Finalmente in politica si sale, non si scende
“Insieme abbiamo salvato l’Italia dal disastro. Ora va rinnovata la politica. Lamentarsi non serve, spendersi sì. “Saliamo” in politica!”. (Mario Monti)
F. Tutti i giornali cartacei e online, i tele e i radiogiornali, i diversi social network, i piccioni viaggiatori e quant’altro costituisce oggi mezzo di comunicazione, hanno rilanciato per giorni i due tweet con cui Mario Monti ha fatto capire di essere ormai deciso a “salire” in politica. Questa attenzione è evidentemente giustificata per tanti motivi (rilevanza intrinseca del fatto e del personaggio, momento scelto, mezzo utilizzato), ma io credo che interessi più di ogni altro aspetto il contenuto. Non mi riferisco tanto all’asserzione “abbiamo salvato l’Italia dal disastro”, che io penso sia un obiettivo ancora da raggiungere, quanto alle affermazioni-invito: “va rinnovata la politica”, “lamentarsi non serve, spendersi si”, “saliamo in politica!”. La vera novità sta qui, soprattutto in quel “saliamo in politica”, che rovescia il concetto e la pratica della politica che abbiamo conosciuto in quello che sembrava essere diventato il lungo cammino del declino della Repubblica. Non più scendere, ma al contrario salire, perché non si tratta solo di arrestare il declino, ma di riconquistare la dimensione vera della politica, che, se rettamente intesa, resta la più alta espressione della capacità umana di produrre civiltà. Non so che cosa succederà ora, quali saranno le mosse dei partiti, quali le dinamiche delle alleanze, quali le definizioni programmatiche che saranno poste a confronto. Mi pare però che in ogni caso la mossa di Monti rappresenti una novità seria e incoraggiante, con la quale si spera che ci si vorrà confrontare ad ogni livello sia per ciò che concerne la cultura di fondo di cui è espressione, sia per i metodi, sia infine per le idee che mette in campo.

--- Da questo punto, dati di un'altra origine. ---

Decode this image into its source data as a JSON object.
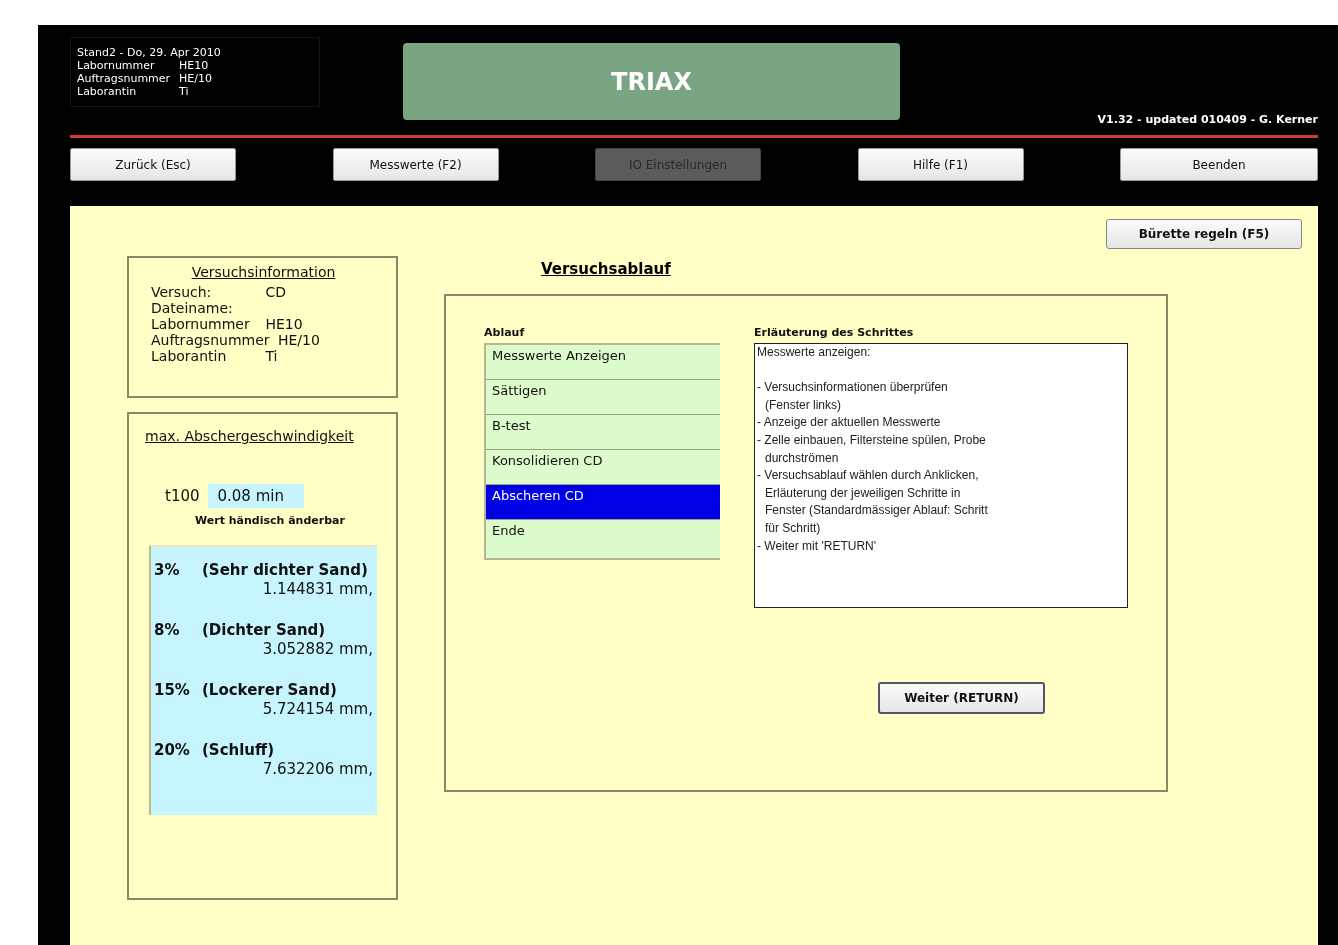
{
  "header": {
    "title_line": "Stand2  -  Do, 29. Apr 2010",
    "fields": [
      {
        "label": "Labornummer",
        "value": "HE10"
      },
      {
        "label": "Auftragsnummer",
        "value": "HE/10"
      },
      {
        "label": "Laborantin",
        "value": "Ti"
      }
    ],
    "app_title": "TRIAX",
    "version": "V1.32 - updated 010409 - G. Kerner"
  },
  "nav_buttons": [
    {
      "label": "Zurück (Esc)",
      "disabled": false
    },
    {
      "label": "Messwerte (F2)",
      "disabled": false
    },
    {
      "label": "IO Einstellungen",
      "disabled": true
    },
    {
      "label": "Hilfe (F1)",
      "disabled": false
    },
    {
      "label": "Beenden",
      "disabled": false
    }
  ],
  "burette_button": "Bürette regeln (F5)",
  "info_panel": {
    "title": "Versuchsinformation",
    "lines": [
      {
        "label": "Versuch:",
        "value": "CD"
      },
      {
        "label": "Dateiname:"
      },
      {
        "label": "Labornummer",
        "value": "HE10"
      },
      {
        "label": "Auftragsnummer",
        "value": "HE/10"
      },
      {
        "label": "Laborantin",
        "value": "Ti"
      }
    ]
  },
  "speed_panel": {
    "title": "max. Abschergeschwindigkeit",
    "t_label": "t100",
    "t_value": "0.08  min",
    "hint": "Wert händisch änderbar",
    "results": [
      {
        "percent": "3%",
        "label": "(Sehr dichter Sand)",
        "value": "1.144831  mm,"
      },
      {
        "percent": "8%",
        "label": "(Dichter Sand)",
        "value": "3.052882  mm,"
      },
      {
        "percent": "15%",
        "label": "(Lockerer Sand)",
        "value": "5.724154  mm,"
      },
      {
        "percent": "20%",
        "label": "(Schluff)",
        "value": "7.632206  mm,"
      }
    ]
  },
  "procedure": {
    "title": "Versuchsablauf",
    "list_label": "Ablauf",
    "steps": [
      {
        "label": "Messwerte Anzeigen",
        "selected": false
      },
      {
        "label": "Sättigen",
        "selected": false
      },
      {
        "label": "B-test",
        "selected": false
      },
      {
        "label": "Konsolidieren CD",
        "selected": false
      },
      {
        "label": "Abscheren CD",
        "selected": true
      },
      {
        "label": "Ende",
        "selected": false
      }
    ],
    "explanation_label": "Erläuterung des Schrittes",
    "explanation_heading": "Messwerte anzeigen:",
    "explanation_bullets": [
      {
        "lines": [
          "- Versuchsinformationen überprüfen",
          "(Fenster links)"
        ]
      },
      {
        "lines": [
          "- Anzeige der aktuellen Messwerte"
        ]
      },
      {
        "lines": [
          "- Zelle einbauen, Filtersteine spülen, Probe",
          "durchströmen"
        ]
      },
      {
        "lines": [
          "- Versuchsablauf wählen durch Anklicken,",
          "Erläuterung der jeweiligen Schritte in",
          "Fenster (Standardmässiger Ablauf: Schritt",
          "für Schritt)"
        ]
      },
      {
        "lines": [
          "- Weiter mit 'RETURN'"
        ]
      }
    ],
    "next_button": "Weiter (RETURN)"
  }
}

P. Ti devo confessare che l’attenta lettura dell’Agenda Monti non mi ha particolarmente sorpreso. Essa contiene una dose massiccia di buon senso che non so quanto potrà emozionare l’elettorato italiano. Però mi sembra opportuno che circoli una proposta nella quale possano riconoscersi coloro che non credono alle favole dei ciarlatani, alle battute dei buffoni e alle melensaggini dei “buoni e giusti” in servizio permanente effettivo.